Ransomware Operations Continue to Mature
Law enforcement identified Oleg Evgenievich Nefedov as the leader of the Black Basta ransomware operation. The group has been linked to more than 500 victims and at least 107 million dollars in ransom payments. A large internal chat leak revealed a structured organization that routinely exploits known vulnerabilities for initial access.
Meanwhile, the Scattered Lapsus Hunters collective resurfaced with a ransomware-as-a-service platform called ShinySp1d3r. The group is actively recruiting insiders with privileged access, signaling a shift toward monetizing internal trust rather than relying solely on social engineering.
ClickFix Attacks Turn Confusion Into Compliance
ClickFix campaigns continue to evolve by using fake Windows error screens and trusted web services to manipulate users into executing malicious commands. These attacks rely on urgency and familiarity rather than technical sophistication. Once users are convinced something is broken, they often complete the attack themselves.
Malware Trends Worth Watching
Lyrix ransomware continues to rely on double extortion tactics and aggressively disables recovery options to maximize pressure on victims. The ransomware aims for maximum impact by performing actions to ensure that encrypted files cannot be recovered locally, adding annoyance to an already challenging situation.
Cattore Stealer masquerades as a legitimate Windows process and targets browsers, VPNs, cloud storage, cryptocurrency wallets, and Wi-Fi credentials.
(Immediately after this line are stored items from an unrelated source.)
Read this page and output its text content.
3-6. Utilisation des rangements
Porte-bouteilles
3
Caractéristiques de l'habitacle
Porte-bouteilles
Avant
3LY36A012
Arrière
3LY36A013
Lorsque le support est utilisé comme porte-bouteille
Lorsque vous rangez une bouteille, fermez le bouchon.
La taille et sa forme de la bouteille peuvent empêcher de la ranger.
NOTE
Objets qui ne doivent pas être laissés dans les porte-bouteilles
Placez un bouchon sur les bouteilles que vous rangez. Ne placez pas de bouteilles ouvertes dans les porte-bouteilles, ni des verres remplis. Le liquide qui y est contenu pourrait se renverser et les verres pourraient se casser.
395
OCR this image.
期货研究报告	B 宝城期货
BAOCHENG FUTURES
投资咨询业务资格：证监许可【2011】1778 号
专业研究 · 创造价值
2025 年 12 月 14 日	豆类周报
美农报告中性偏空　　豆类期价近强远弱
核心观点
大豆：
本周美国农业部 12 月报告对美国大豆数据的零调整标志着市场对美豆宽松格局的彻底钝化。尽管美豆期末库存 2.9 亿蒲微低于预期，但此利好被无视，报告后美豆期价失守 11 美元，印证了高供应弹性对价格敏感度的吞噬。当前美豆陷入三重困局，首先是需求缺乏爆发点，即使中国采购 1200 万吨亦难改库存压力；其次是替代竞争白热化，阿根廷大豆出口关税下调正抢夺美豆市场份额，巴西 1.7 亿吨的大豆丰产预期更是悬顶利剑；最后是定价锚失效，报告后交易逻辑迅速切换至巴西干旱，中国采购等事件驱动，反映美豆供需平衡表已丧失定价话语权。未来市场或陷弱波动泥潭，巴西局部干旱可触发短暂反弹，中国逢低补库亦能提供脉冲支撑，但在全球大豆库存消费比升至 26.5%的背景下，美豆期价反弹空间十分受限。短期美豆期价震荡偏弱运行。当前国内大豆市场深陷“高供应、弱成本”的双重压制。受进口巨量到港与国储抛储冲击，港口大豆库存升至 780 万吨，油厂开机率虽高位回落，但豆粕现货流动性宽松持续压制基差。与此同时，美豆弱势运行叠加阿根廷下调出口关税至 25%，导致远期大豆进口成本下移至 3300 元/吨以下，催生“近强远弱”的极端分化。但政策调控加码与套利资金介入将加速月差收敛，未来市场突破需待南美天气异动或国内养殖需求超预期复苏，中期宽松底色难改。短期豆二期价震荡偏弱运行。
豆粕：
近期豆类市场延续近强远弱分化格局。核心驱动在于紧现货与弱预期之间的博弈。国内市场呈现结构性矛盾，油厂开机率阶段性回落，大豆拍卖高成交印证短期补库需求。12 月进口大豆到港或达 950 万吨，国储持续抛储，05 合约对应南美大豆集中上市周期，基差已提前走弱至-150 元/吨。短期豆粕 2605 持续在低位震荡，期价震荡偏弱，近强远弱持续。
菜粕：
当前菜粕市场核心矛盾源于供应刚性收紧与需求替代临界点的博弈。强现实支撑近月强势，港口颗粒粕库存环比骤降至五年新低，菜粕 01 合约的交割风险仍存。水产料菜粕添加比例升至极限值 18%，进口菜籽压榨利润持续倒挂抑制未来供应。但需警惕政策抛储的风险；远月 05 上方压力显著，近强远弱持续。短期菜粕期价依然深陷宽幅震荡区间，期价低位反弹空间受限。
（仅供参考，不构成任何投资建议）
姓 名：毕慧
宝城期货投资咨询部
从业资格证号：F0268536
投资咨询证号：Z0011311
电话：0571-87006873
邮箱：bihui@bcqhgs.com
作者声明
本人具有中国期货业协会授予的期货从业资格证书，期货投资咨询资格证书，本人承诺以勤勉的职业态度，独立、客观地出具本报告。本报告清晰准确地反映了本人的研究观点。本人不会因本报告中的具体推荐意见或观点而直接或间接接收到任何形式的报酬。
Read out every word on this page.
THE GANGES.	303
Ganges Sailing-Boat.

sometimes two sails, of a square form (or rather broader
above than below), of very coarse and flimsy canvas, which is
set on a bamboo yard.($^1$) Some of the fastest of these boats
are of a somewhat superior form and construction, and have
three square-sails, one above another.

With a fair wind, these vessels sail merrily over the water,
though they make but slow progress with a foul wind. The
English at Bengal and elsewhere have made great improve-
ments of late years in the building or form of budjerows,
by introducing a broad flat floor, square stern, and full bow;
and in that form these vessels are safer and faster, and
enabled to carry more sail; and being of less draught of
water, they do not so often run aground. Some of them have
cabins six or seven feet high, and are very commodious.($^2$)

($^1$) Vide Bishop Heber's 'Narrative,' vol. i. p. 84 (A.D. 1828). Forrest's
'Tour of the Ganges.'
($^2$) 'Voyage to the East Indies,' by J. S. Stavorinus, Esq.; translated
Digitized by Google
All collected data is exfiltrated directly to attacker-controlled servers without leaving local traces.
Clearwater ransomware, first observed in January 2026, focuses exclusively on encryption. It deletes backups, disables recovery tools, and avoids public leak sites entirely. Something tells us that the recipients of this ransom note are most definitely not enjoying their new year.
Key Takeaways for Security Teams
Security teams should prioritize patching critical vulnerabilities, especially those affecting FortiSIEM, Oracle, Zoom, and Cisco products. Legacy authentication protocols such as NTLMv1 should be fully disabled. Training and test environments must be locked down and removed from public exposure.
Inbox rules and active sessions should be audited regularly. Browser extensions should be minimized and reviewed. Insider access should be treated as a primary risk vector. User training must keep pace with evolving social engineering techniques, including ClickFix-style attacks.
Our Prediction: Many More Weeks of Malicious Activity Ahead
The January 2026 threat landscape shows that attackers are not bypassing security controls as much as they are abusing trust. Platforms, identities, tools, and people are all being leveraged as entry points.
Defensive resilience in 2026 depends less on adding new controls and more on reducing implicit trust across the environment. Organizations that adapt to this reality will be better positioned to detect, contain, and respond to modern threats before damage is done.